Le policier municipal l’avouera plus tard: ils m’ont mis sur le ventre dans la voiture, et il s’est assis sur moi tout le long du trajet… Il dira tout simplement qu’il croyait “que je dormais”.

Arrivé au commissariat, la police nationale m’a récupéré inconscient de leurs mains, eux et les pompiers ont essayé de me prodiguer les premiers soins pour sauver ce qu’il restait de ma vie…

Trop tard.

Ces mêmes policiers savent que la municipale est violente, qu’elle ne sait pas gérer les situations, qu’elle excite et provoque au lieu de calmer, qu’elle n’est pas formée pour maîtriser les dangers… Je le savais déjà mais aujourd’hui : j’en suis mort.

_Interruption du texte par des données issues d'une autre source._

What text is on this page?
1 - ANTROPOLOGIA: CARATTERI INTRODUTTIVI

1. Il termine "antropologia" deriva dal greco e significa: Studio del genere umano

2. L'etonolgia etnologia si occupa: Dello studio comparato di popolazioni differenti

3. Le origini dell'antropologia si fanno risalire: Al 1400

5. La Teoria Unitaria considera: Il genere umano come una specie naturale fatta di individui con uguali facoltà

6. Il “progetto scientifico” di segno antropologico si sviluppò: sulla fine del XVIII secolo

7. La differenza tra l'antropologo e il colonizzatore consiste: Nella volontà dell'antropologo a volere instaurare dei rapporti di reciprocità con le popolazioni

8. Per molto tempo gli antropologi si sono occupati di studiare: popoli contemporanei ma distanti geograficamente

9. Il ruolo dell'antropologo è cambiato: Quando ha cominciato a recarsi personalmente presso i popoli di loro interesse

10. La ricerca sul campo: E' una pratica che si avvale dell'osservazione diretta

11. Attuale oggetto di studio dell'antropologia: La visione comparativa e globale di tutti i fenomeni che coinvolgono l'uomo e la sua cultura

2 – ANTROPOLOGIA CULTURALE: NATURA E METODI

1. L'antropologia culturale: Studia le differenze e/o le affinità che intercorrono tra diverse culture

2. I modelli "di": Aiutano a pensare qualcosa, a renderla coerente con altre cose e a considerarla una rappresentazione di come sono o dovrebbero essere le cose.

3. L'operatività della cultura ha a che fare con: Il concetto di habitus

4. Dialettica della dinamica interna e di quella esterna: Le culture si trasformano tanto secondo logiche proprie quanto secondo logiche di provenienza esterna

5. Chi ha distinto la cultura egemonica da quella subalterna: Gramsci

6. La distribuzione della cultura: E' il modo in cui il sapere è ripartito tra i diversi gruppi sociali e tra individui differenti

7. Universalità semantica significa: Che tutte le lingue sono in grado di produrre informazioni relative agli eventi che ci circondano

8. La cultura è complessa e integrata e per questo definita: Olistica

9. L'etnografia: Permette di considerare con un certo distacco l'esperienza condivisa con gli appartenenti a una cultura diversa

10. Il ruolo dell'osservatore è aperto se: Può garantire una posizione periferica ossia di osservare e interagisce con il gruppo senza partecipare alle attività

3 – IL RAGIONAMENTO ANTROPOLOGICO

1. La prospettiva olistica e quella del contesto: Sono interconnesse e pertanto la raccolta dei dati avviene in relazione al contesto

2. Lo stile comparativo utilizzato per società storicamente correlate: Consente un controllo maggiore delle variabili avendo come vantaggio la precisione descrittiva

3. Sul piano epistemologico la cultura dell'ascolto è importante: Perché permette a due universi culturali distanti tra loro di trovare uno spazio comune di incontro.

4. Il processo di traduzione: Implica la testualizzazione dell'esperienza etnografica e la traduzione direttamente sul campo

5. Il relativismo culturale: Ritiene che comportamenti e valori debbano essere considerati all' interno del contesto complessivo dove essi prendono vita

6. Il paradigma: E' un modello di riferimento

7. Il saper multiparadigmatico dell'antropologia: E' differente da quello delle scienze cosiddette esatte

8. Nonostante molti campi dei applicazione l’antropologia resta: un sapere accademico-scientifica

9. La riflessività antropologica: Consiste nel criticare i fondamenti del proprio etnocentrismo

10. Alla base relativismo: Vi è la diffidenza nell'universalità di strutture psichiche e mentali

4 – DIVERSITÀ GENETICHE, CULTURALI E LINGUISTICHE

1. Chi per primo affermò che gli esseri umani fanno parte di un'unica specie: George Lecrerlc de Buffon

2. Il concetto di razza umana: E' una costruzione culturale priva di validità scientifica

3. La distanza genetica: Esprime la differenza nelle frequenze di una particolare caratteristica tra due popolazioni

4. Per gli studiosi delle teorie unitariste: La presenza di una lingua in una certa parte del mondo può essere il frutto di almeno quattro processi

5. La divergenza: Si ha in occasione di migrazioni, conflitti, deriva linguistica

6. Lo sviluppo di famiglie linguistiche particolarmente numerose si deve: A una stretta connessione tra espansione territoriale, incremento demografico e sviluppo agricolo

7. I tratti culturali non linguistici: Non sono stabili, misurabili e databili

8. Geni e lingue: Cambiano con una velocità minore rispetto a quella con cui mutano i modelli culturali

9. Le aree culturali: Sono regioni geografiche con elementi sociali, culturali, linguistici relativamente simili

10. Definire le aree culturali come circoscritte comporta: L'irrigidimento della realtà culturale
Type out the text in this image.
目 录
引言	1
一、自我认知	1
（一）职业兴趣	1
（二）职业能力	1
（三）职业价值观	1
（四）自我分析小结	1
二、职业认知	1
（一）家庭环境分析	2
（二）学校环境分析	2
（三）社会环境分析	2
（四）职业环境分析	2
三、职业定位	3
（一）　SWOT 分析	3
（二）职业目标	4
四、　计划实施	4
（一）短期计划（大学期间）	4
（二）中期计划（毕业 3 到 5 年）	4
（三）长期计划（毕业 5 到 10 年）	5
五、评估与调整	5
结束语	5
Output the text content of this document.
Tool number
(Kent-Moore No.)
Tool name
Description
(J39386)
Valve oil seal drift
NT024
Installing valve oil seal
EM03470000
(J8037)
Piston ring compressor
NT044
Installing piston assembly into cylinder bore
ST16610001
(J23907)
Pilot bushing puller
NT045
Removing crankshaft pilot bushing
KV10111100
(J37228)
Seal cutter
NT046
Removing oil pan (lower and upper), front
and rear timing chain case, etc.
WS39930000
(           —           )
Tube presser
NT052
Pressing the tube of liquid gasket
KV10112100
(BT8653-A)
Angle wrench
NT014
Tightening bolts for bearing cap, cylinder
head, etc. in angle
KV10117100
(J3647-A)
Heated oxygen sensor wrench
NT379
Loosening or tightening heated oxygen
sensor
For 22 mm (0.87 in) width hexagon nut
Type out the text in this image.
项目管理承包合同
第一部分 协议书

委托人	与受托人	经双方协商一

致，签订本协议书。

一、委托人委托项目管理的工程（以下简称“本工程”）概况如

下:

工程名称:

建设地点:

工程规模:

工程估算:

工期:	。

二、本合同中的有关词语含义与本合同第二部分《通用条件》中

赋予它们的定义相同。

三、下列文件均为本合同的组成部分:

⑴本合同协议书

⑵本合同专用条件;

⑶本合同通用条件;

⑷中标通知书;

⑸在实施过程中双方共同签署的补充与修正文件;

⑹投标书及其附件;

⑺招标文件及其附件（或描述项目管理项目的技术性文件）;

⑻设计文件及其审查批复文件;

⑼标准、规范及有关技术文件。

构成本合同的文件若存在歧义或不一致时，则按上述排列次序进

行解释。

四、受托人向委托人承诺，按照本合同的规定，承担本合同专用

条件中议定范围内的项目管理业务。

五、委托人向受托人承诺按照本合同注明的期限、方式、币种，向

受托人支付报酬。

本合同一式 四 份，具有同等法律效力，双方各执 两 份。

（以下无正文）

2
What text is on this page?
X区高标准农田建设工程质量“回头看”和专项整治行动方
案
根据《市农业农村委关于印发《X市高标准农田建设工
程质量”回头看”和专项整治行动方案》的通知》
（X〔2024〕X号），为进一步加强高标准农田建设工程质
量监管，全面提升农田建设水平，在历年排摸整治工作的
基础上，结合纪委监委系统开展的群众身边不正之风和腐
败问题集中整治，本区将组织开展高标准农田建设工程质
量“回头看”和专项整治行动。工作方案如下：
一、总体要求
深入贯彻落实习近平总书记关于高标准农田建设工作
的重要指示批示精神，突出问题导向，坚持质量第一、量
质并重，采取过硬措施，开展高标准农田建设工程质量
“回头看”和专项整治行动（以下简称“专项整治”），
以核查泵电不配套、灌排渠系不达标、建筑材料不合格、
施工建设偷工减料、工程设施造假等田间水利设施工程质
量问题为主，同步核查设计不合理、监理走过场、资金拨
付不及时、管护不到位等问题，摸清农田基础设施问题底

J’ai fait des erreurs dans ma vie, car elle n’était pas aussi simple que la vôtre… Mais malgré ça : j’étais très aimé dans ma ville.

J’ai perdu ma mère jeune, j’ai perdu un frère, j’ai vécu des choses atroces que vous ne pouvez pas connaître, loin de mon environnement et pourtant si proches. J’ai vécu des choses qui vous auraient fait sombrer dans la folie… Mais les médias ne vous le diront pas.

Pour justifier l’horreur, pour minimiser l’injustifiable : ils feront tout pour me salir… Ils feront tout pour noircir ma vie plus qu’elle ne l’était déjà… Et comme d’habitude : vous les croirez… Mais aucun de vous n’a porté mes chaussures, aucun de vous n’a vécu ce que j’ai vécu et ça… Ils ne vous le diront pas.

Il est peut-être normal pour eux qu’un homme soit mort dans les mains de la police municipale, sans avocat ni jugement, sans foi ni loi, condamné à une violence mortelle… Juste parce qu’il était dehors…

Plus jeune, je jouais tout le temps au foot avec tout le monde, j’étais heureux, plein d’ambition, toujours souriant… C’est comme ça que je me suis fait connaître des plus jeunes et des moins jeunes. C’est comme ça qu’on m’a aimé.

Puis la noirceur de la vie a eu raison de moi, les malheurs, la difficulté, des épreuves insurmontables, même pour vous…

Les policiers municipaux n’ont jamais été tendres avec moi… Lors de leur dernière interpellation violente envers moi il y a quelques jours, je l’annonçais déjà comme une prémonition : “aidez-moi, ils vont me tuer”…

Quelques jours plus tard… Hier soir… C’était chose faite.

S’en souviendront-ils ? Penseront-ils à ma famille ? S’occuperont-ils de ceux que j’aime ? De mes enfants ?

Je ne les verrai pas grandir…

Je le répète, ils font tout pour me salir, se protègent les uns les autres… Ils iront jusqu’à mentir et utiliser les termes les plus déshumanisants contre moi, pour vous faire oublier que moi aussi… J’avais une âme. Moi aussi, j’avais un cœur… Moi aussi, j’avais le droit de vivre…

Oui… Ils font tout pour me salir, comme pour faire oublier l’horreur de leurs propres actes, comme pour détourner l’attention de ce qu’ils m’ont fait… Ils font tout pour me salir…

Mais ils ne connaissent rien de ma vie, ils ne savent rien des mes épreuves rencontrées et endurées, ils ne savent rien de l’amour que j’ai reçu et que j’ai donné… S’ils sont toujours heureux au même âge que moi : c’est juste que leur vie a été beaucoup plus rose que la mienne. Pensez-vous réellement que je l’ai choisi ?

Qu’est ce qui méritait que je sois mort à même la rue, sans aucun jugement, sans la moindre loi ?

Qu’est ce qui méritait que je sois traité bien pire que la manière dont ils traitent les meurtriers et les pires criminels ?

Je n’ai jamais enlevé la vie, et mes amis vous le diront: j’étais un homme bon, j’avais du cœur, et j’aimais aussi.

Mes enfants seront sans père… Car hier… J’ai rencontré la police municipale.